You might have read about some of the recent data leaks which came from unsecured ElasticSearch servers directly connected on the internet.
This is why you get a thorough firewall review In security norms & regulations like PCI/DSS. In a public Cloud, updating security groups while testing and then forgetting about it, can happen really fast. Separation of duties is a way to prevent this from happening, but as you probably know, problems usually don’t have a unique cause.
The Nuxeo security team motto is: “automation, automation, automation”. And so, it seems obvious for us to face this new security challenge in an automated way. In this blog, I’m going to cover how we automated our firewall reviews and what we think about doing next in terms of automated security.
We already process all cloudtrail events in real time, so we added a token at the end of every security group rule that is a proof of acceptance from the security team. In our production environment, we enforce these tokens; any rule that does not contain or match a token authorizing the rule is removed by our automation.
A security group rule has several attributes: Protocol, Type, Target, Port, Description.
We decided to use the Description to add the token so if the rule is:
|Rule with Token||INGRESS||TCP||188.8.131.52||22||NYC Office$TK123|
|Token (TK123)||INGRESS||TCP||184.108.40.206||22||NYC Office|
As we are deploying each customer in its own separate VPC, we came up with regex to validate the full deployment:
|Rule with Token||INGRESS||TCP||My-core-app-sg||22||NYC Office$TK124|
|Token (TK124)||INGRESS||TCP||.*-core-app-sg||22||NYC Office|
We use the regex to allow as target all the core-app-sg.
The tokens also have regex to validate on which security group they are applied at.
In our custom Security Operations Center (SOC), people can request new tokens and once the request is validated by a Security team member, the token is delivered.
We have then the capabilities to see where a token is used within our AWS environments.
Those tokens are digitally signed to make them impossible to alter from database (DynamoDB), here is an scraped export of one:
So whenever a SecurityGroup is modified, we do analyze each rule to verify they contain a token, if they don’t,we delete the rule to avoid any invalidated traffic.

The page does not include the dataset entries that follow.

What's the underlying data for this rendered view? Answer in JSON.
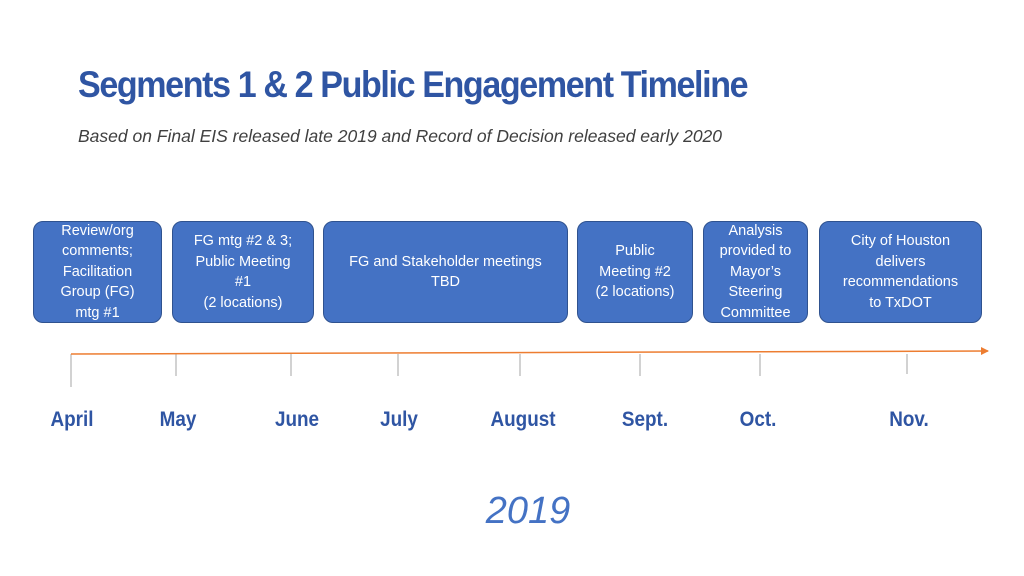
{
  "header": {
    "title": "Segments 1 & 2 Public Engagement Timeline",
    "subtitle": "Based on Final EIS released late 2019 and Record of Decision released early 2020"
  },
  "boxes": [
    {
      "text": "Review/org\ncomments;\nFacilitation\nGroup (FG)\nmtg #1"
    },
    {
      "text": "FG mtg #2 & 3;\nPublic Meeting\n#1\n(2 locations)"
    },
    {
      "text": "FG and Stakeholder meetings\nTBD"
    },
    {
      "text": "Public\nMeeting #2\n(2 locations)"
    },
    {
      "text": "Analysis\nprovided to\nMayor’s\nSteering\nCommittee"
    },
    {
      "text": "City of Houston\ndelivers\nrecommendations\nto TxDOT"
    }
  ],
  "months": [
    "April",
    "May",
    "June",
    "July",
    "August",
    "Sept.",
    "Oct.",
    "Nov."
  ],
  "year": "2019",
  "colors": {
    "title": "#2f55a3",
    "box_fill": "#4472c4",
    "box_border": "#2f528f",
    "arrow": "#ed7d31",
    "tick": "#a6a6a6"
  }
}
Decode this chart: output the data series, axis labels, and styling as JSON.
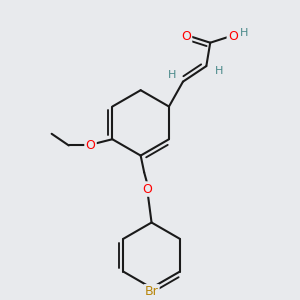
{
  "bg_color": "#e8eaed",
  "bond_color": "#1a1a1a",
  "bond_width": 1.5,
  "atom_colors": {
    "O": "#ff0000",
    "Br": "#b8860b",
    "H": "#4a8a8a",
    "C": "#1a1a1a"
  }
}
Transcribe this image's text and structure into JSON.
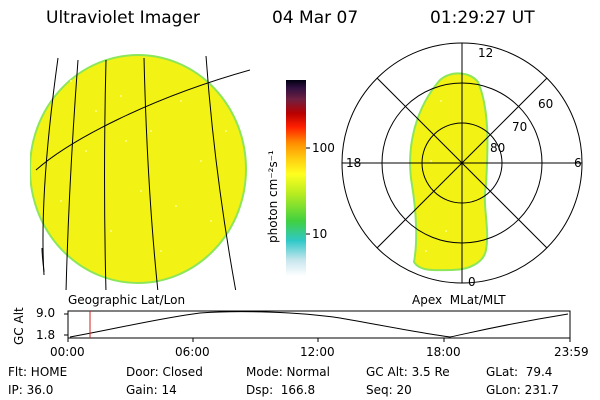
{
  "header": {
    "title": "Ultraviolet Imager",
    "date": "04 Mar 07",
    "time": "01:29:27 UT"
  },
  "colorbar": {
    "label": "photon cm⁻²s⁻¹",
    "ticks": [
      "100",
      "10"
    ]
  },
  "left_panel": {
    "caption": "Geographic Lat/Lon"
  },
  "right_panel": {
    "caption": "Apex  MLat/MLT",
    "mlt_labels": [
      "12",
      "18",
      "6",
      "0"
    ],
    "mlat_labels": [
      "60",
      "70",
      "80"
    ]
  },
  "altitude_plot": {
    "ylabel": "GC Alt",
    "yticks": [
      "9.0",
      "1.8"
    ],
    "xticks": [
      "00:00",
      "06:00",
      "12:00",
      "18:00",
      "23:59"
    ]
  },
  "info": {
    "flt": "Flt: HOME",
    "door": "Door: Closed",
    "mode": "Mode: Normal",
    "gcalt": "GC Alt: 3.5 Re",
    "glat": "GLat:  79.4",
    "ip": "IP: 36.0",
    "gain": "Gain: 14",
    "dsp": "Dsp:  166.8",
    "seq": "Seq: 20",
    "glon": "GLon: 231.7"
  },
  "colors": {
    "aurora_fill": "#f2f214",
    "aurora_edge": "#8ce65a",
    "marker": "#d22020"
  }
}
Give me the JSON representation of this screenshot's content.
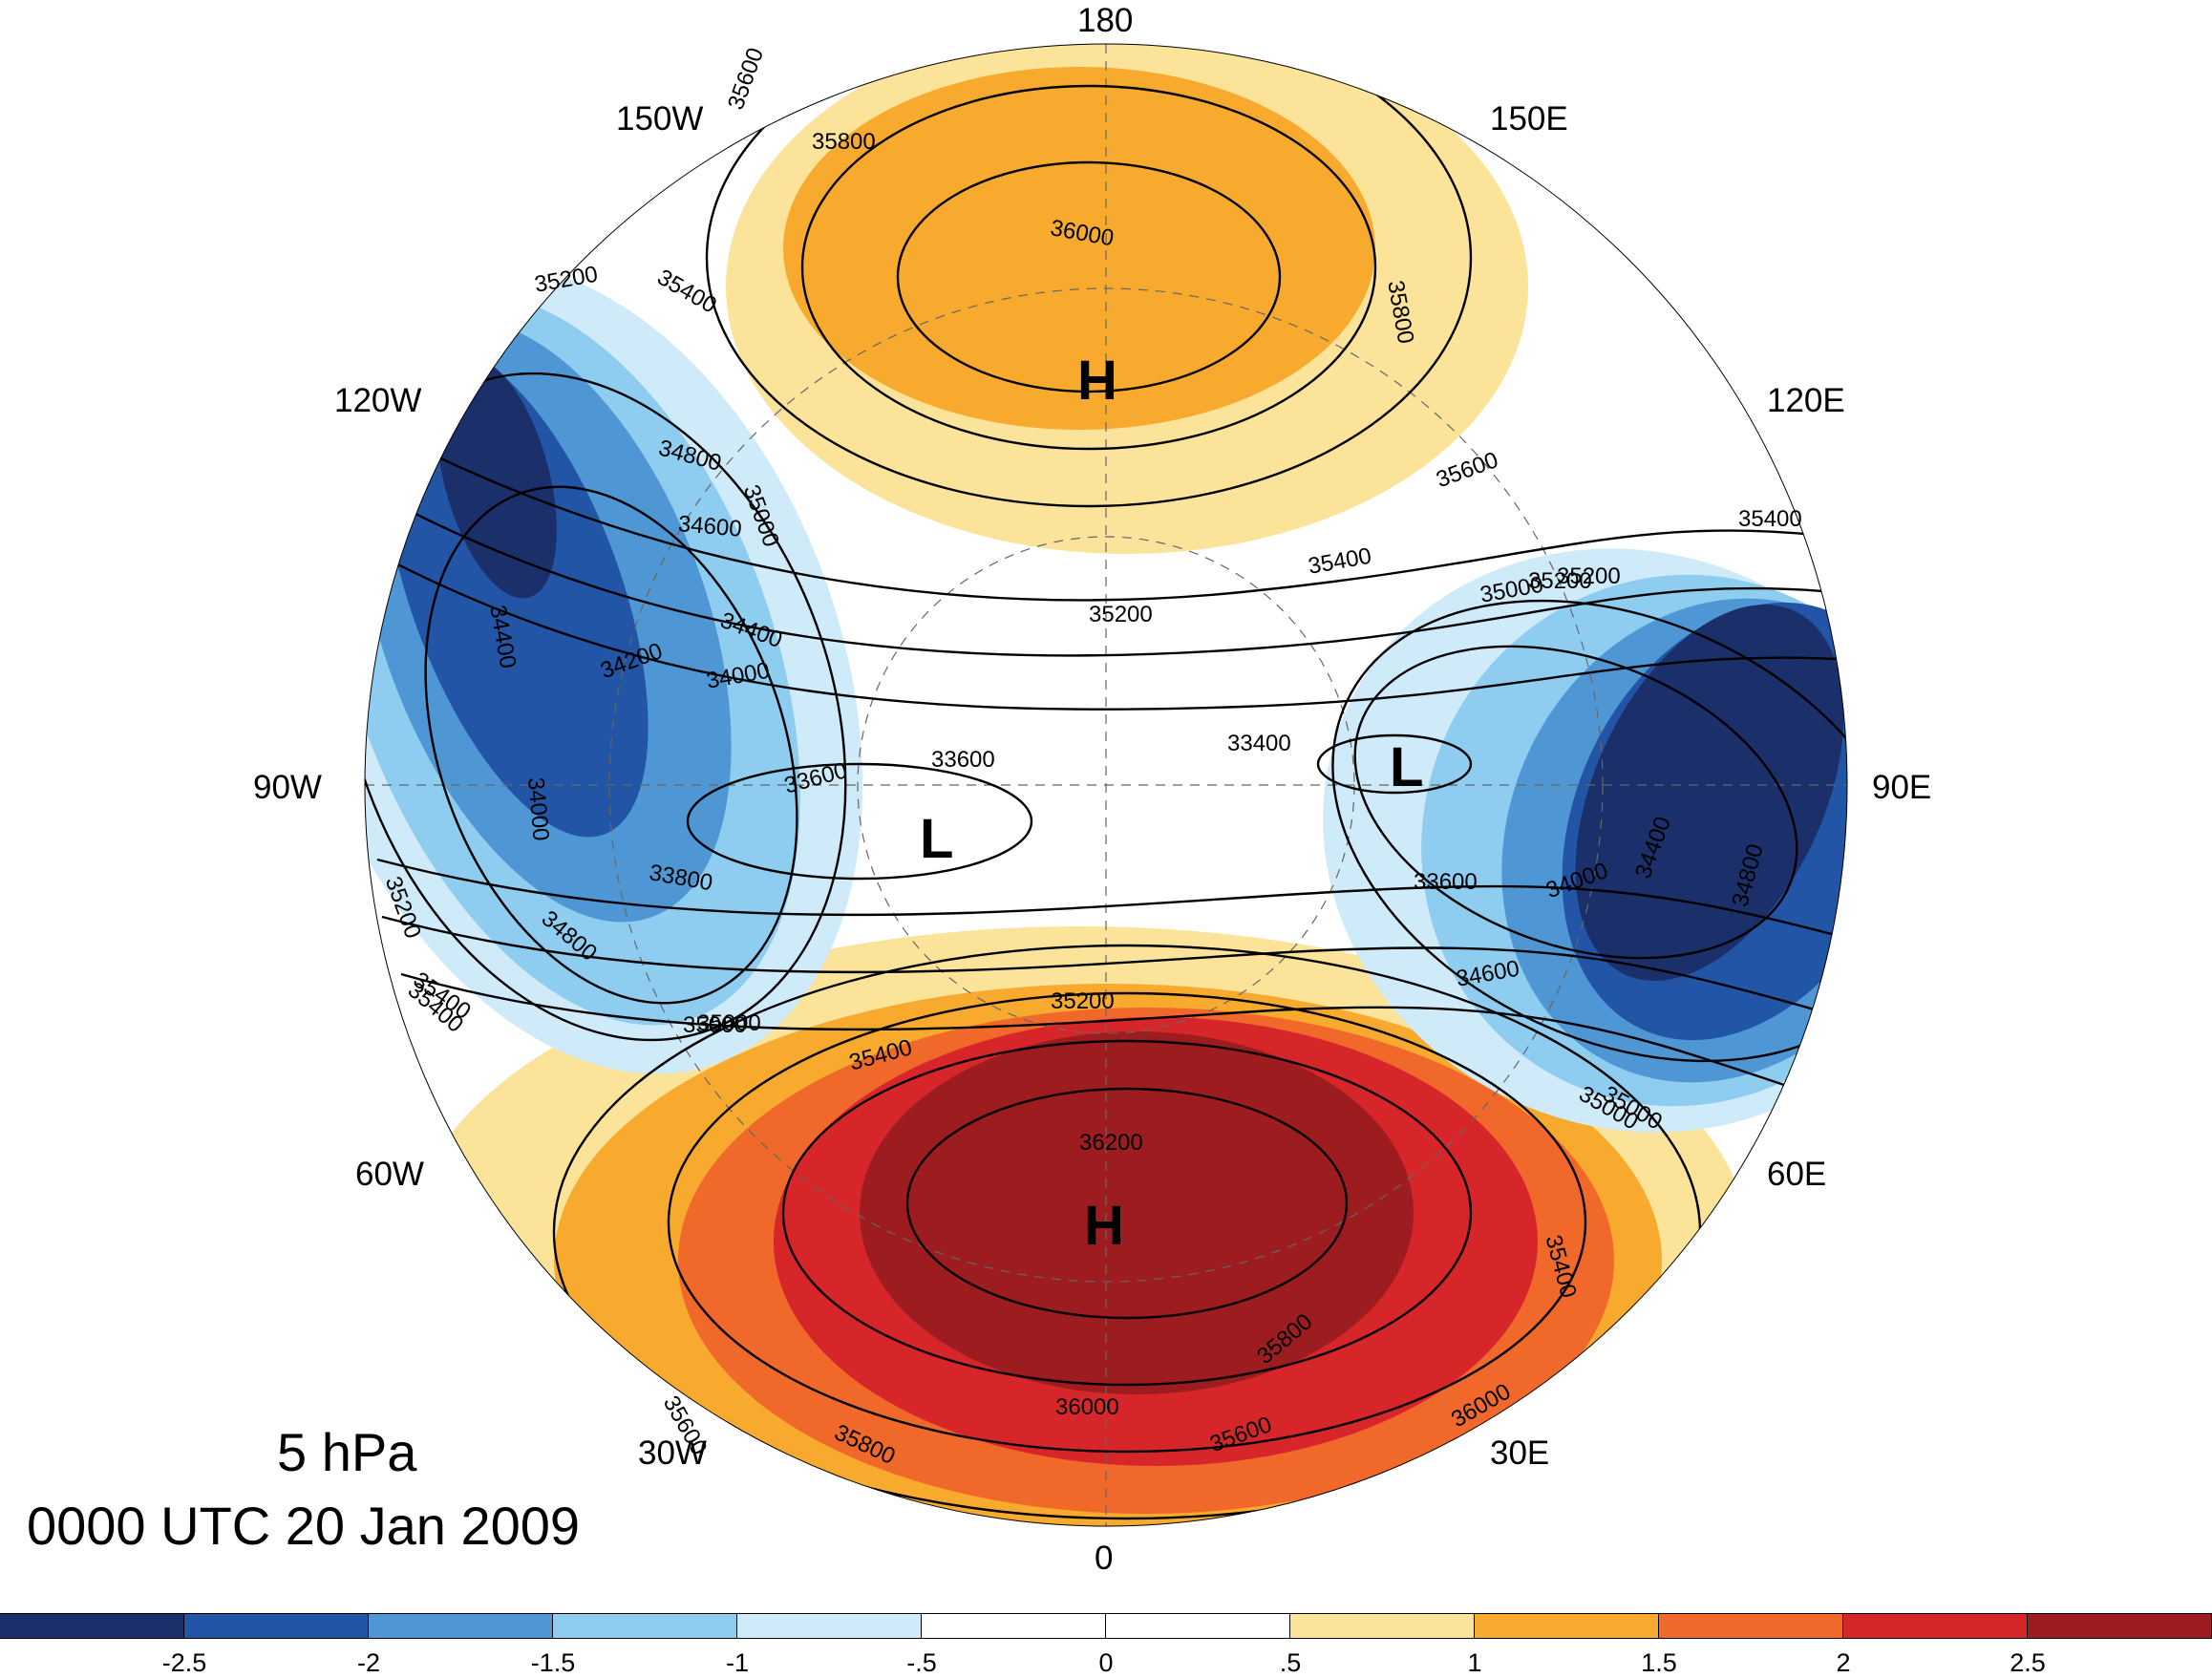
{
  "title": {
    "level": "5 hPa",
    "datetime": "0000 UTC 20 Jan 2009"
  },
  "longitude_labels": {
    "n180": "180",
    "w150": "150W",
    "e150": "150E",
    "w120": "120W",
    "e120": "120E",
    "w90": "90W",
    "e90": "90E",
    "w60": "60W",
    "e60": "60E",
    "w30": "30W",
    "e30": "30E",
    "s0": "0"
  },
  "pressure_centers": {
    "high_pacific": "H",
    "high_atlantic": "H",
    "low_west": "L",
    "low_east": "L"
  },
  "contour_labels": [
    "35600",
    "35800",
    "36000",
    "35800",
    "35400",
    "35200",
    "34800",
    "35000",
    "34600",
    "34400",
    "34200",
    "34000",
    "34400",
    "34000",
    "33600",
    "33600",
    "33400",
    "33800",
    "35600",
    "35400",
    "35200",
    "35000",
    "35200",
    "35400",
    "35200",
    "33600",
    "34000",
    "34400",
    "34800",
    "34600",
    "35000",
    "35400",
    "35200",
    "35400",
    "36200",
    "36000",
    "35800",
    "35600",
    "35600",
    "36000",
    "35800",
    "35400",
    "35000",
    "34800",
    "35200",
    "35400",
    "35000",
    "35000"
  ],
  "colorbar": {
    "ticks": [
      "-2.5",
      "-2",
      "-1.5",
      "-1",
      "-.5",
      "0",
      ".5",
      "1",
      "1.5",
      "2",
      "2.5"
    ],
    "colors": [
      "#1b2f6b",
      "#2255a6",
      "#4f97d4",
      "#8ecdf0",
      "#cfeaf8",
      "#ffffff",
      "#ffffff",
      "#fbe49a",
      "#f8aa2e",
      "#f0682a",
      "#d7262a",
      "#9c1c1f"
    ]
  },
  "shading_colors": {
    "strong_positive": "#9c1c1f",
    "positive2": "#d7262a",
    "positive15": "#f0682a",
    "positive1": "#f8aa2e",
    "positive05": "#fbe49a",
    "negative05": "#cfeaf8",
    "negative1": "#8ecdf0",
    "negative15": "#4f97d4",
    "negative2": "#2255a6",
    "strong_negative": "#1b2f6b"
  }
}
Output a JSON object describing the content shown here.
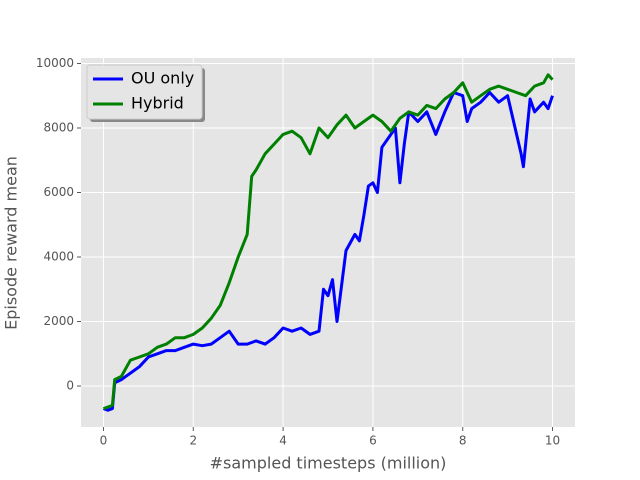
{
  "chart_data": {
    "type": "line",
    "xlabel": "#sampled timesteps (million)",
    "ylabel": "Episode reward mean",
    "xlim": [
      -0.5,
      10.5
    ],
    "ylim": [
      -1270,
      10170
    ],
    "xticks": [
      0,
      2,
      4,
      6,
      8,
      10
    ],
    "yticks": [
      0,
      2000,
      4000,
      6000,
      8000,
      10000
    ],
    "grid": true,
    "legend": "upper-left",
    "series": [
      {
        "name": "OU only",
        "color": "#0000ff",
        "x": [
          0,
          0.1,
          0.2,
          0.25,
          0.4,
          0.6,
          0.8,
          1.0,
          1.2,
          1.4,
          1.6,
          1.8,
          2.0,
          2.2,
          2.4,
          2.6,
          2.8,
          3.0,
          3.2,
          3.4,
          3.6,
          3.8,
          4.0,
          4.2,
          4.4,
          4.6,
          4.8,
          4.9,
          5.0,
          5.1,
          5.2,
          5.4,
          5.6,
          5.7,
          5.8,
          5.9,
          6.0,
          6.1,
          6.2,
          6.4,
          6.5,
          6.6,
          6.7,
          6.8,
          7.0,
          7.2,
          7.4,
          7.6,
          7.8,
          8.0,
          8.1,
          8.2,
          8.4,
          8.6,
          8.8,
          9.0,
          9.1,
          9.3,
          9.35,
          9.5,
          9.6,
          9.8,
          9.9,
          10.0
        ],
        "values": [
          -700,
          -750,
          -700,
          100,
          200,
          400,
          600,
          900,
          1000,
          1100,
          1100,
          1200,
          1300,
          1250,
          1300,
          1500,
          1700,
          1300,
          1300,
          1400,
          1300,
          1500,
          1800,
          1700,
          1800,
          1600,
          1700,
          3000,
          2800,
          3300,
          2000,
          4200,
          4700,
          4500,
          5300,
          6200,
          6300,
          6000,
          7400,
          7800,
          8000,
          6300,
          7500,
          8500,
          8200,
          8500,
          7800,
          8500,
          9100,
          9000,
          8200,
          8600,
          8800,
          9100,
          8800,
          9000,
          8400,
          7200,
          6800,
          8900,
          8500,
          8800,
          8600,
          9000
        ]
      },
      {
        "name": "Hybrid",
        "color": "#008000",
        "x": [
          0,
          0.2,
          0.25,
          0.4,
          0.6,
          0.8,
          1.0,
          1.2,
          1.4,
          1.6,
          1.8,
          2.0,
          2.2,
          2.4,
          2.6,
          2.8,
          3.0,
          3.2,
          3.3,
          3.4,
          3.6,
          3.8,
          4.0,
          4.2,
          4.4,
          4.6,
          4.8,
          5.0,
          5.2,
          5.4,
          5.6,
          5.8,
          6.0,
          6.2,
          6.4,
          6.6,
          6.8,
          7.0,
          7.2,
          7.4,
          7.6,
          7.8,
          8.0,
          8.2,
          8.4,
          8.6,
          8.8,
          9.0,
          9.2,
          9.4,
          9.6,
          9.8,
          9.9,
          10.0
        ],
        "values": [
          -700,
          -600,
          200,
          300,
          800,
          900,
          1000,
          1200,
          1300,
          1500,
          1500,
          1600,
          1800,
          2100,
          2500,
          3200,
          4000,
          4700,
          6500,
          6700,
          7200,
          7500,
          7800,
          7900,
          7700,
          7200,
          8000,
          7700,
          8100,
          8400,
          8000,
          8200,
          8400,
          8200,
          7900,
          8300,
          8500,
          8400,
          8700,
          8600,
          8900,
          9100,
          9400,
          8800,
          9000,
          9200,
          9300,
          9200,
          9100,
          9000,
          9300,
          9400,
          9650,
          9500
        ]
      }
    ]
  }
}
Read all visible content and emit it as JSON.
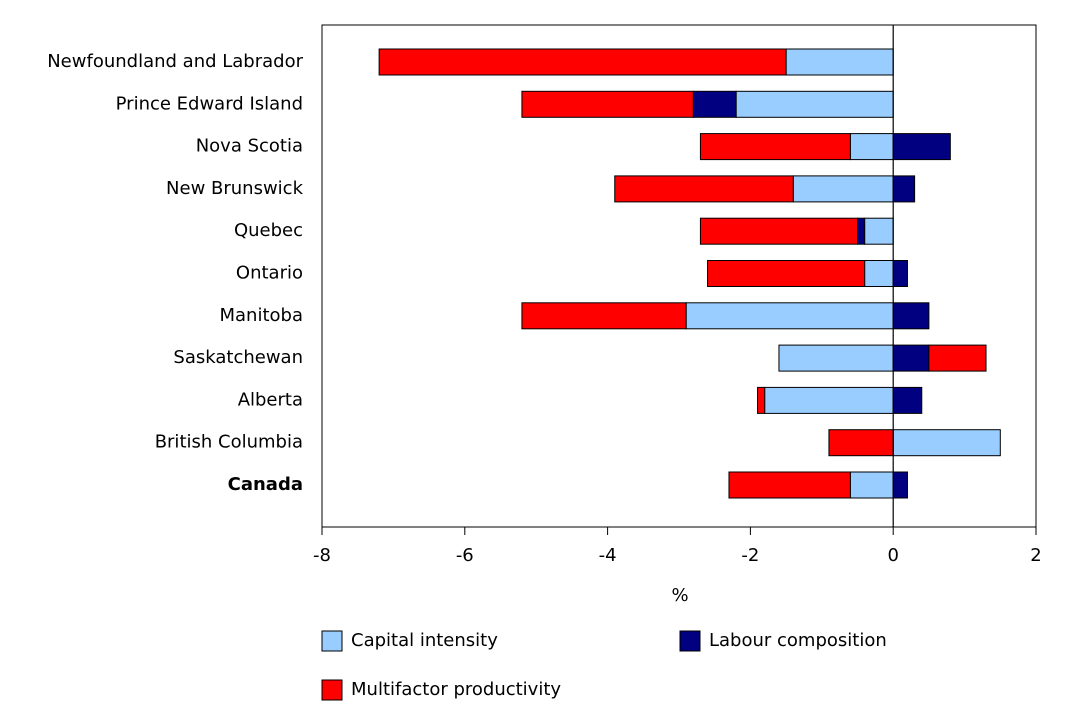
{
  "chart_data": {
    "type": "bar",
    "orientation": "horizontal",
    "stacked": true,
    "x_label": "%",
    "categories": [
      "Newfoundland and Labrador",
      "Prince Edward Island",
      "Nova Scotia",
      "New Brunswick",
      "Quebec",
      "Ontario",
      "Manitoba",
      "Saskatchewan",
      "Alberta",
      "British Columbia",
      "Canada"
    ],
    "series": [
      {
        "name": "Capital intensity",
        "color": "#99ccff",
        "values": [
          -1.5,
          -2.2,
          -0.6,
          -1.4,
          -0.4,
          -0.4,
          -2.9,
          -1.6,
          -1.8,
          1.5,
          -0.6
        ]
      },
      {
        "name": "Labour composition",
        "color": "#000080",
        "values": [
          0,
          -0.6,
          0.8,
          0.3,
          -0.1,
          0.2,
          0.5,
          0.5,
          0.4,
          0,
          0.2
        ]
      },
      {
        "name": "Multifactor productivity",
        "color": "#ff0000",
        "values": [
          -5.7,
          -2.4,
          -2.1,
          -2.5,
          -2.2,
          -2.2,
          -2.3,
          0.8,
          -0.1,
          -0.9,
          -1.7
        ]
      }
    ],
    "xlim": [
      -8,
      2
    ],
    "xticks": [
      -8,
      -6,
      -4,
      -2,
      0,
      2
    ]
  }
}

Also, as soon as we revoke an approval, it will remove all matching rules within the environments.
One of the goals of our team is to simplify as much as we can those processes, so if we identify a rule that matches a token but doesn’t contain one, we will add it on behalf of the user. We can then let them know that the process wasn’t respected, but work can continue seamlessly.
The process has been in place for almost 2 years now. We’re very happy with its implementation and the requirements are better understood by our teams.
But I have to admit, I was also responsible for an outage of an hour when we deployed the first time. Let me tell you what happened: in one of the first deployments, a bug sneaked in, letting the automation think the tokens were not legitimate, which led to a removal of all security group rules. We quickly identified the issues and our production team recovered within an hour. I could try to pretend it was some chaos engineering to ensure the disaster recovery process was working well but I’m too honest for that. We learn from our mistakes.
What’s next? We will soon be adding some DNS resolutions within token to allow some rules to include DNS name, so our system will help our teams to allow our office provider inside their system.We will also backport it as an IvoryShield module, let us know if you want to know more about it.
I hope this helped you understand how we manage our firewall review and I hope to share more of our security processes with you in the future, to continue showing you the Nuxeo Platform is best suited for organizations who have deep and complex regulations environments.